Pulsatile tinnitus, the type that beats in sync with your pulse, gets its own diagnostic pathway because it often has a vascular cause. Your doctor will listen to your neck and the area around your ear with a stethoscope, checking for the turbulent blood flow sounds called bruits. From there, the workup may include an ultrasound Doppler of the carotid arteries, a CT angiogram to look for arterial problems or aneurysms, or an MRI with venous imaging to evaluate the veins near the brain. A CT of the temporal bones may also be ordered if there’s suspicion of a structural bone abnormality. In some cases, pulsatile tinnitus turns out to be related to elevated pressure inside the skull, which can be confirmed through a combination of brain imaging and an eye exam looking for swelling of the optic nerve.

Questionnaires That Measure Impact

Tinnitus is subjective, so no machine can measure how much it actually bothers you. That’s where standardized questionnaires come in. The most widely used is the Tinnitus Handicap Inventory (THI), a 25-item questionnaire covering three areas: how tinnitus affects your daily functioning, its emotional toll, and whether it triggers catastrophic thinking.

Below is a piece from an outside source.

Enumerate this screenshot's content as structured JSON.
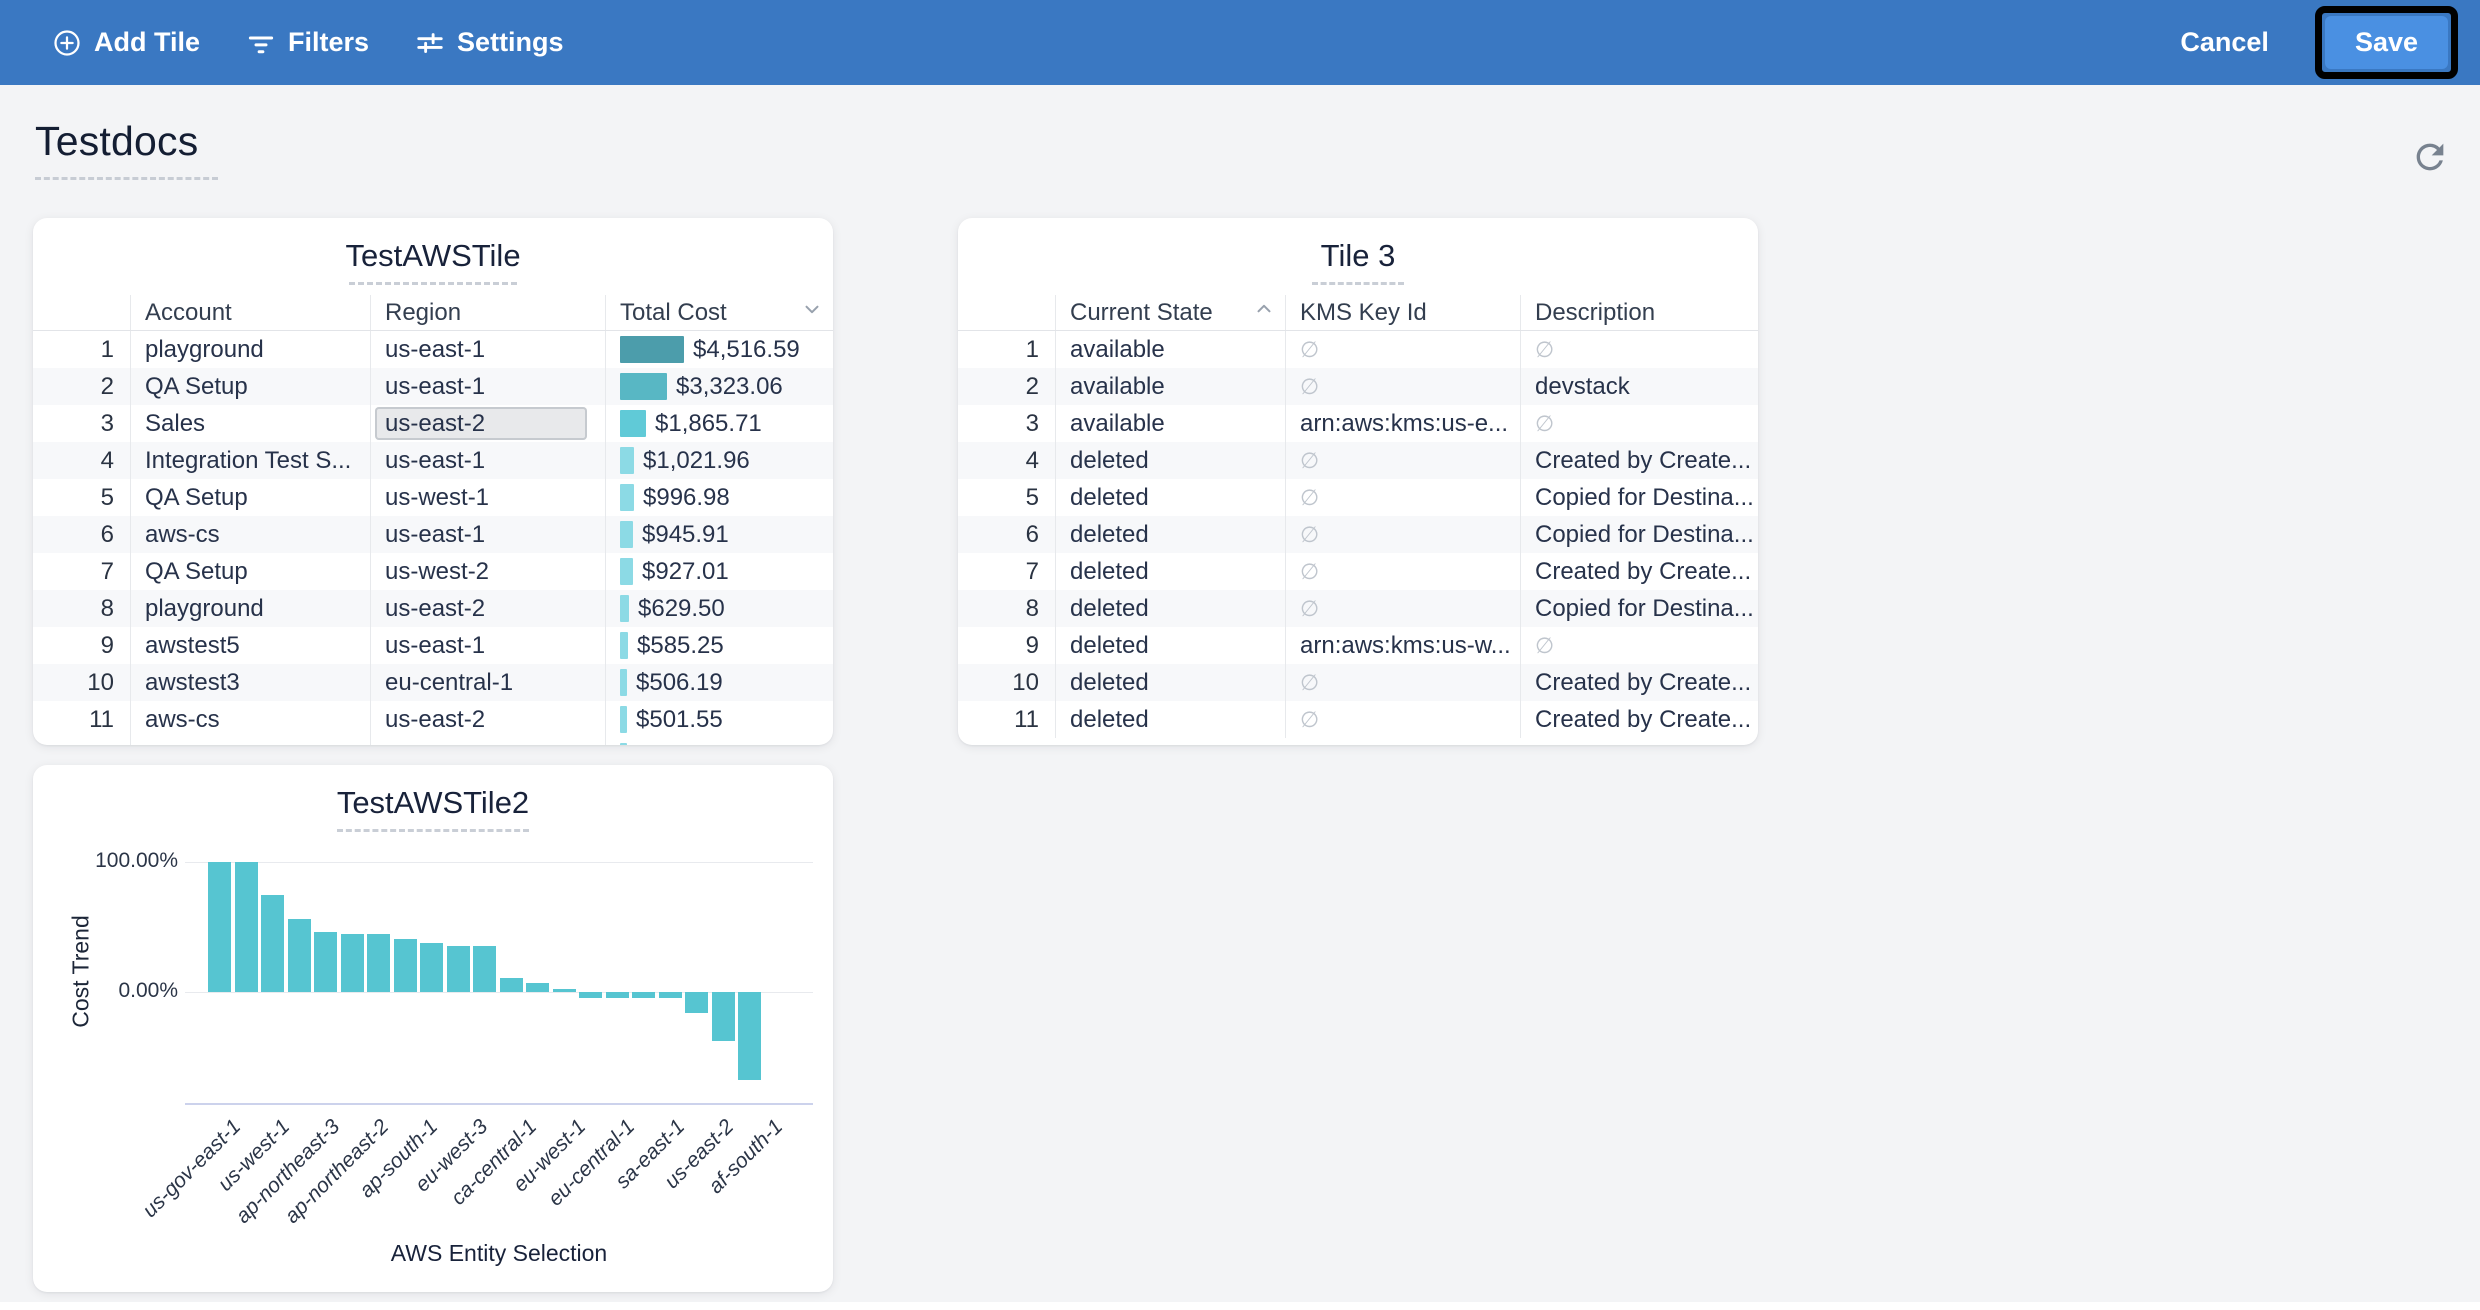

Each item is scored as “none” (0 points), “sometimes” (2 points), or “always” (4 points), giving a total between 0 and 100. The severity breakdown is straightforward: 0 to 16 means slight or no handicap, 18 to 36 is mild, 38 to 56 is moderate, 58 to 76 is severe, and 78 to 100 is catastrophic. Your score helps your provider recommend the right level of intervention. Someone scoring in the mild range might benefit from sound enrichment alone, while someone in the severe or catastrophic range typically needs a more comprehensive plan that may include cognitive behavioral therapy or other structured programs. The THI is also useful for tracking progress over time, since repeating it after treatment shows whether your experience of tinnitus has meaningfully changed.

What Happens After Testing

Once all the results are in, your audiologist or ENT will sit down with you to explain the full picture: what your hearing looks like, what the tinnitus matching revealed, and whether any underlying condition was identified. If a treatable cause is found, like an ear infection, earwax impaction, Ménière’s disease, or a vascular abnormality, addressing that condition often reduces or eliminates the tinnitus. When no specific cause is found, which is the case for the majority of people with chronic tinnitus, treatment focuses on reducing how much the sound disrupts your life through sound therapy, hearing aids (if hearing loss is present), counseling approaches, or a combination of these.